Pilley imports a lot of his hops from New Zealand that has the added advantage of being disease free. “They have very strict laws there,” he says. “We also sourced from central and Eastern Europe. The demand for organic hops is growing in the US as well.”
It’s also therefore important to be constantly refreshing your range with new styles and flavours to support your best selling beers. Stroud Brewery can now boast a cherry stout, Shwarzwälder, a series of pale ales including Maltzart, a Vienna pale ale, O.P.A, an organic pale ale, and Resolution, an American pale ale, S’Wheat, an American wheat beer and bitters, including Tom Long and a Premium organic lager.
Local support

Pizzas and beers have made Stroud Brewery a destination in its own right
He’s been true to his word in terms of supporting local communities. In fact one of his friends, a , has even given up a job as a teacher to run a business making and selling wood fired pizzas, the Vélo Bakery at the brewery. Every Thursday to Saturday night he fires up the brick built ovento sell pizzas exclusively to all the locals that come from right round the region to brewery’stap bar that has become a major side business in its own right.

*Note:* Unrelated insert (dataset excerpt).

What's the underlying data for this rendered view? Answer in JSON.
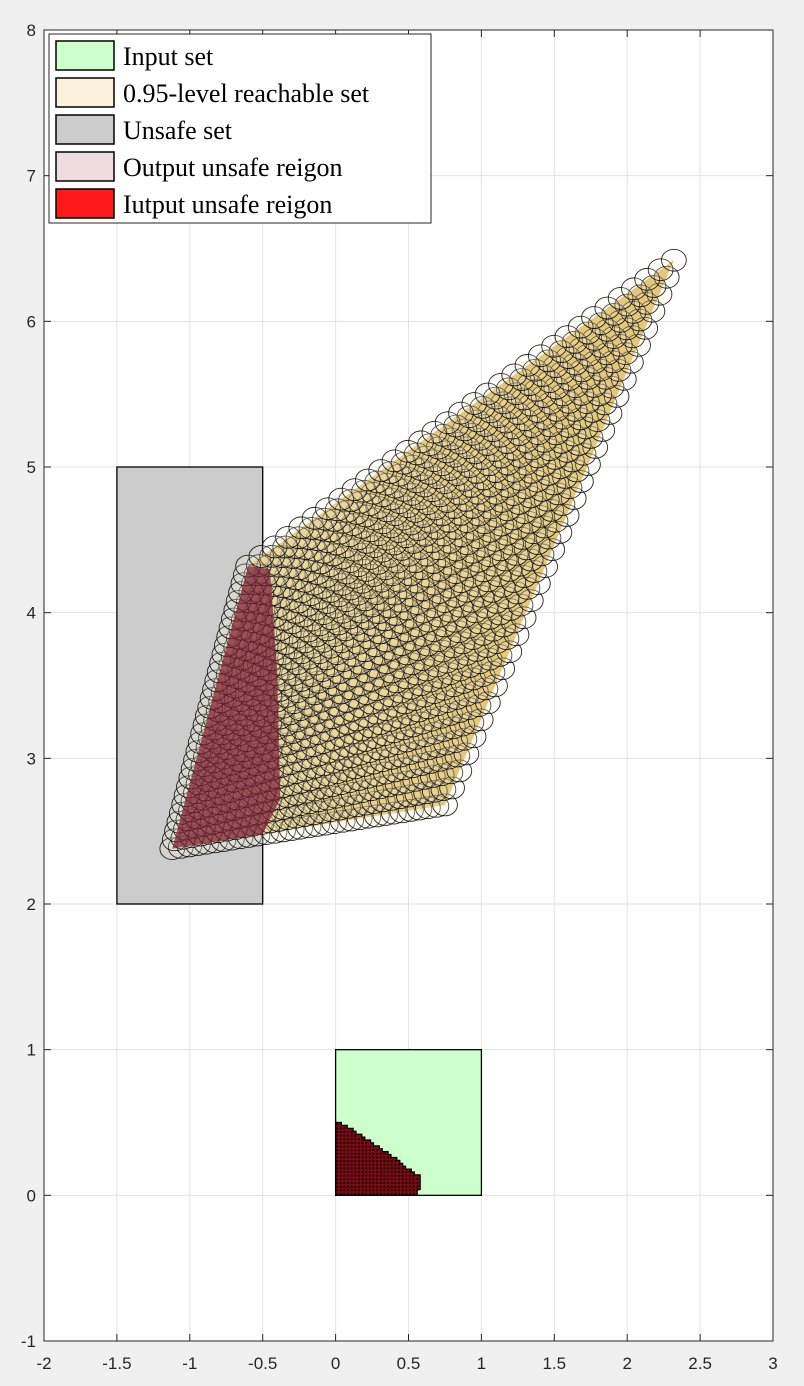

The bar itself now accounts for the sale of 10% of the brewery’s production, selling 1,200 of the 12,000 pints it produces a week and contributes 25% of its gross turnover. And it’s only open on Thursday, Friday and Saturday night.
“That’s about 40% of our net profit. People are happy to pay the full value for the beer and its immediate cash flow back into the business,” says Pilley. “But it’s all part of the authentic approach of the brewery. Giving people the chance to come in and sit down with the tanks next door. We started with just a table and a few chairs and we now have 200 people plus every night who are eating between 100 and 200 pizzas each evening .”
Pilley is clearly proud of the fact he has been able to build a business that not only support him and his family, but have become central part and socialising hub for the local community.The tap bar is a constant hive of events be it hosting local parish meetings, to putting on events, holding concerts for music, hosting basket weaving evenings.

Stroud’s bar now accounts for a quarter of its gross turnover
Serving the on-trade
That community also stretches to bars and restaurants right throughout Gloucestershire, Hampshire, and the South West. He says the new brewery will have the capacity to service more national distribution and is keen to develop its on-trade wholesale business.
Pilley is understandably cautious about his off-trade strategy and is not prepared to supply his beers at a price “below what we need for our product”. He is keen to work with operators and specialists that are prepared to sell at its RRPs. “But we won’t be going down the multiple retail route. We have been asked by our local Waitrose, but we won’t even sell to them,” he says. “We want to go more the independent route to market. For all our initial growth we are still a small brewery.”
The specialists organic stores, and chains like planet organic are a good target customers for Stroud.
What’s most important to Pilley is to be able to work with restaurants, bars, events and specialist merchants who are interested in their back story, who value why their beers are different.
“We hope we can find our niche. Be seen as the organic beer offer. So if a restaurant is looking to source organic and sustainable produce and ingredients then we can be the right beer choice for them as well.”
If they do they can be assured of a great quality beer to sell, and an excuse to hear the amazing back stories from Pilley’s own career.